Retired NFL player Wade Davis reveals he is gay

Former pro football player Wade Davis publicly announced this week that he is gay.

The 34-year-old corner back who played with Tennessee Titans, the Seattle Seahawks, and the Washington Redskins spoke with Outsports and SB Nation about being a gay athlete and his current work with disenfranchised lesbian, gay, bisexual, trans, questioning, and non-conforming youth.

While close friends of Davis, and of course the men he has dated, have known for years that the retired player is gay, his former teammates had been unaware.

Wade Davis. (Image via: CNN)

Davis tells Outsports, “you just want to be one of the guys, and you don’t want to lose that sense of family.” He adds, “it’s not that they’d like me less, it’s that they have to protect their own brand.” The brand and his teammates would have been affected, Davis thinks, by “the perception that being gay makes me less masculine,” he tells SB Nation.

During his stint as a free agent rookie with the Titans in 2000, Davis’ teammates suggested he stay away from a player who was thought to be bisexual, lest it hurt Davis’ chance of making the team.

“It was just that I should not let this perception be on my shoulders too,” he recalls to Outsports. Despite such instances, former Titans teammate Jevon Kearse, supports Davis and believes attitudes in the NFL are changing. Speaking of athletes who are gay, after learning that Davis is one of them, Kearse says, “it’s just becoming more acceptable, which is a good thing so they can come out and not feel secluded.”  He adds, “I know there have been a lot more than just Wade.”

Davis’ announcement comes shortly after Kearse and several other NFL players said that a teammate’s sexual orientation would  mostly be a nonissue, especially compared to athletic ability or the spirit of brotherhood.  Along with Kearse’s sentiments, the NFL’s climate of acceptance seems to be continuously growing.

In his interview with SB Nation, Davis agrees, saying that “we’re definitely getting closer to where people honestly and truly believe it’s okay to be gay and play sports or be a rapper or be an actor. We’re moving in that direction.”

The NFL, though “moving in that direction,” still has a long way to go. In the interview, Davis expresses that it might be more difficult to come out for a reserve player like he, as opposed to an established star who wouldn’t have to worry about job protection. But, “screw it,” he urges. “Whether you’re the first man or 21st man or last man or even someone on the practice squad, come out and say you know what, I’m gay, I’m still a great athlete, and I’m an even better human being.”

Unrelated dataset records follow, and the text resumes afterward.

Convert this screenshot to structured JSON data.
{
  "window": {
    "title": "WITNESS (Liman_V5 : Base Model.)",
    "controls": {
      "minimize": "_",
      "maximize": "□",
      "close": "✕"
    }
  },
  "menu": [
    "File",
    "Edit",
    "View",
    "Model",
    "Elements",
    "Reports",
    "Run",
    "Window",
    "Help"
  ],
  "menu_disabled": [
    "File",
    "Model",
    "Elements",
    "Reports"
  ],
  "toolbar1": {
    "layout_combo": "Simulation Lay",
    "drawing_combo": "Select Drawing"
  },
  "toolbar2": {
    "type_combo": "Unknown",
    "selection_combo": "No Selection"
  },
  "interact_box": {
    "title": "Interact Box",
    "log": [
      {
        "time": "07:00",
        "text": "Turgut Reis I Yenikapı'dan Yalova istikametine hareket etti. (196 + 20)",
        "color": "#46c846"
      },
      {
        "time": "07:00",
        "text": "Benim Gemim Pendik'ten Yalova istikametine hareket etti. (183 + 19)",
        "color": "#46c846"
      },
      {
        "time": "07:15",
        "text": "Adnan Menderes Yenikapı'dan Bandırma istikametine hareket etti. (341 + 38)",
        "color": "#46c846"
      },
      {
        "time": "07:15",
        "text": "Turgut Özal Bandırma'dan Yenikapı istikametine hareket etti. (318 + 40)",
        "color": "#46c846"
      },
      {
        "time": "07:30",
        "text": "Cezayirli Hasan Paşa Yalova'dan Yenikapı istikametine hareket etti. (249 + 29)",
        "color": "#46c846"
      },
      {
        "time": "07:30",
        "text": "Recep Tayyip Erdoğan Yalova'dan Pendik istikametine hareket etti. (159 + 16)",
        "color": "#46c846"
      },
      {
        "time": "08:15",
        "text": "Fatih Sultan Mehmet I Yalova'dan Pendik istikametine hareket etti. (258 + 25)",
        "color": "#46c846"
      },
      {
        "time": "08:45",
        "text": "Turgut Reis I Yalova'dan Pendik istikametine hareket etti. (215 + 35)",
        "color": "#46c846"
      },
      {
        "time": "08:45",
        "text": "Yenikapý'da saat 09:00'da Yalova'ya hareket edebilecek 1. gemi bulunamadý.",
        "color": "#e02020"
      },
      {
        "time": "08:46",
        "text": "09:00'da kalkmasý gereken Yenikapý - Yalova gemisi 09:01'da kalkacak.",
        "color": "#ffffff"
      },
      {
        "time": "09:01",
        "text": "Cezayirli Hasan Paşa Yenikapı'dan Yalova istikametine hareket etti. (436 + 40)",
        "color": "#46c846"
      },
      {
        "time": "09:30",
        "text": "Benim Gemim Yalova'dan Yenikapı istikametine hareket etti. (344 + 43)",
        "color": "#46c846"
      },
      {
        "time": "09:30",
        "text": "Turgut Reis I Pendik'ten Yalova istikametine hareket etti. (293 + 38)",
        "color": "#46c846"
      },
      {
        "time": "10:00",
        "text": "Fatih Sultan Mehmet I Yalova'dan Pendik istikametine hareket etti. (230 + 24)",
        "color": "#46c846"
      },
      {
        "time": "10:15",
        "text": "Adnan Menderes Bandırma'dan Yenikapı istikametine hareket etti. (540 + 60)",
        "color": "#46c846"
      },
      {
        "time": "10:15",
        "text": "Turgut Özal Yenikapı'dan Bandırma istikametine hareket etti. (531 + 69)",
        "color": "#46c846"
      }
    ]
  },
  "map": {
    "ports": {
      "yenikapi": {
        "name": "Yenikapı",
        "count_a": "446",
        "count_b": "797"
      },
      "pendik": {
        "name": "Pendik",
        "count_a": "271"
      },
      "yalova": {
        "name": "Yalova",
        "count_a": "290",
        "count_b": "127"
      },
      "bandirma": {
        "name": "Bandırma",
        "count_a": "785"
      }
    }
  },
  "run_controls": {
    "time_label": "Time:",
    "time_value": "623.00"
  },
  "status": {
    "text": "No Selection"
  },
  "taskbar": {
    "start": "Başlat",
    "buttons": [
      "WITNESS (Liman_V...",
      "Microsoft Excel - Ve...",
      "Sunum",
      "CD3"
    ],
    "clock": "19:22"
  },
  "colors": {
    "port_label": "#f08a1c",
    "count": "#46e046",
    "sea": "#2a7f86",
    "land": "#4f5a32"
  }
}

Davis likens the process of publicly coming out to “taking a scab off of my entire body as aggressively, as physically, as horrible as I can. I bleed in the best kind of way but also in the worst kind of way because I bled alone.” Davis went through with it, though, because he said he “started to realize that there’s an opportunity here to really make and effect change not only with myself but in the world.”

Davis is now the assistant director of job readiness at the Hetrick-Martin Institute, where he counsels LGBT youth and prepares them for the workplace. Motivated by the youth he works with, Davis tells SB Nation, “they need to hear it from me…Be out, be proud, be yourself.”